Me, idly, picking up my own binoculars, “Pilot, fishing boat on starboard bow on collision course, I think.”
He looks at me and bows deeply. “Thank you,” he says, and sticks his head in the radar visor again. Boat is now maybe a mile away, still heading for us at full zip. I can see, now, that there is nobody on deck.
I curse. “Five short blasts,” I tell the duty officer, which, when they start, startle the pilot so much that he shakes violently and I wonder if he is having a cardiac arrest. (I can imagine the headlines, “Pilot blasted by blasts. Master arrested. Criminalisation of another seafarer!!”) The boat is perhaps half a mile away now; one of those constant bearing cases but it is still at full zip, and boy, those Japanese boats can be fast. Still nobody on deck.
“Pilot, I am taking over,” I tell him, and order the helmsman to go hard over to starboard. The ship starts swinging. Boat is now two cables away. Pilot finally looks out of the porthole. He finally sees the boat and immediately panics, but very smoothly, in the way that only Japanese pilots can. He is shattered too, as he realises that the ARPA, like a young wife, has betrayed him. He now goes out on the port bridge wing and starts screaming at the boat, which, by now, has just crossed our bow and is going clear.
Suddenly one person comes up on the deck of the fishing boat from God knows where. He sees the pilot screaming and bows at him. Deep bow.
The pilot stops screaming and bows back at him. Deep bow. They exchange more bows. And then some more. The ARPA is forgotten.
I put the ship back on course and hand her back to the pilot, wondering if these bows are similar to those made before Seppuku. You know, the Japanese samurai ritual of suicide by self-disembowelment. I think those guys bowed deeply too, just before they fell on their swords.

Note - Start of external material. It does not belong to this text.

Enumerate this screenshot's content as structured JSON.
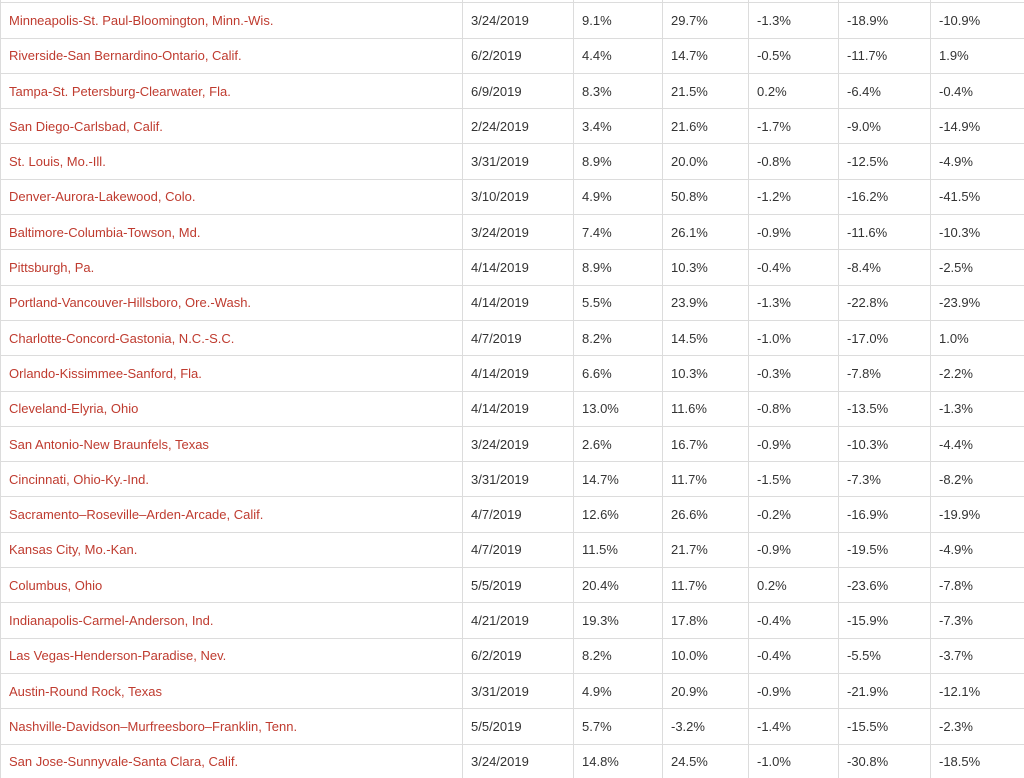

Scene 2. A couple of years ago. Departure Southampton Docks. Me with a coffee in the pilot chair waiting for the pilot. Filipino Third Mate fussing around lethargically on the bridge preparing for departure.

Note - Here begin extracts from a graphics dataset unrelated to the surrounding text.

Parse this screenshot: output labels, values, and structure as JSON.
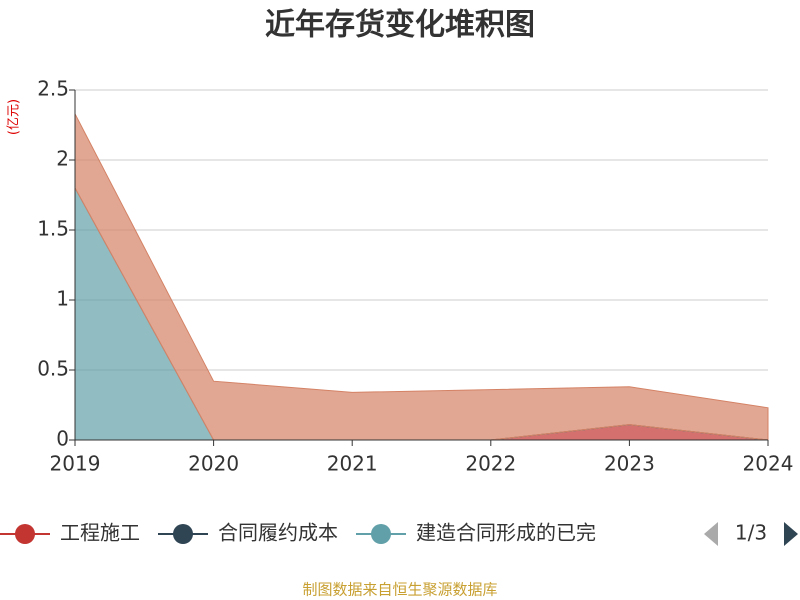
{
  "chart_data": {
    "type": "area",
    "stacked": true,
    "title": "近年存货变化堆积图",
    "y_label": "(亿元)",
    "source": "制图数据来自恒生聚源数据库",
    "legend_page": "1/3",
    "categories": [
      "2019",
      "2020",
      "2021",
      "2022",
      "2023",
      "2024"
    ],
    "series": [
      {
        "name": "工程施工",
        "color": "#c23531",
        "values": [
          0,
          0,
          0,
          0,
          0.11,
          0
        ]
      },
      {
        "name": "合同履约成本",
        "color": "#2f4554",
        "values": [
          0,
          0,
          0,
          0,
          0,
          0
        ]
      },
      {
        "name": "建造合同形成的已完",
        "color": "#61a0a8",
        "values": [
          1.8,
          0,
          0,
          0,
          0,
          0
        ]
      },
      {
        "color": "#d48265",
        "values": [
          0.53,
          0.42,
          0.34,
          0.36,
          0.27,
          0.23
        ]
      }
    ],
    "ylim": [
      0,
      2.5
    ],
    "yticks": [
      0,
      0.5,
      1,
      1.5,
      2,
      2.5
    ],
    "grid": true
  }
}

Walkie-talkie crackles. Excited AB, “Bridge, Pilot on board!”
Me, “Aye, Pilot on board. Please bring him up to the bridge. And everybody on departure stations now, please. Take in the gangway”.
Three minutes later the wheelhouse door swings open and a blue eyed blonde with wavy shoulder length hair sashays in. “Good morning,” she tells us in a breathless voice. “I am the pilot.”
And with that simple statement, she throws the ship into a paroxysm of masculine efficiency the likes of which I had never seen before and never saw again. Third Mate smartly at attention and efficiently plotting positions in the river without the GPS, a feat I never knew he was capable of. The Indonesian AB, hitherto well known for his indolence, crisply repeating helm orders and spinning the wheel with a panache worthy of the quartermaster of Star Trek. The Bangladeshi Second Mate landing up on the bridge freshly bathed, cleanly shaved, in crisp uniform and reeking of some godawful cologne, ostensibly to arrange the charts. Hell, even the Indian Chief Officer, on stand-by for’d and therefore disappointingly (for him) removed from the action, put on his (imagined) sexiest drawl on the walkie talkie, until I told him to cut it out because I couldn’t understand half of what he was saying.
Me? I was the quintessential professional, of course, as one would expect. I must confess, though, that I had a momentary pang of politically incorrect apprehension, absolutely misplaced as it turned out, at the idea of a female pilot taking a large car carrier out to the Solent in developing fog, a following current and a freshening wind.
I must also confess that I wondered, since this was a fortnightly port of call, whether a Master/Pilot exchange of information could legitimately include the pilot’s phone number. And I still like to think that when the pilot advised me, “We can single up now, Captain,” she was actually hinting that I get a divorce.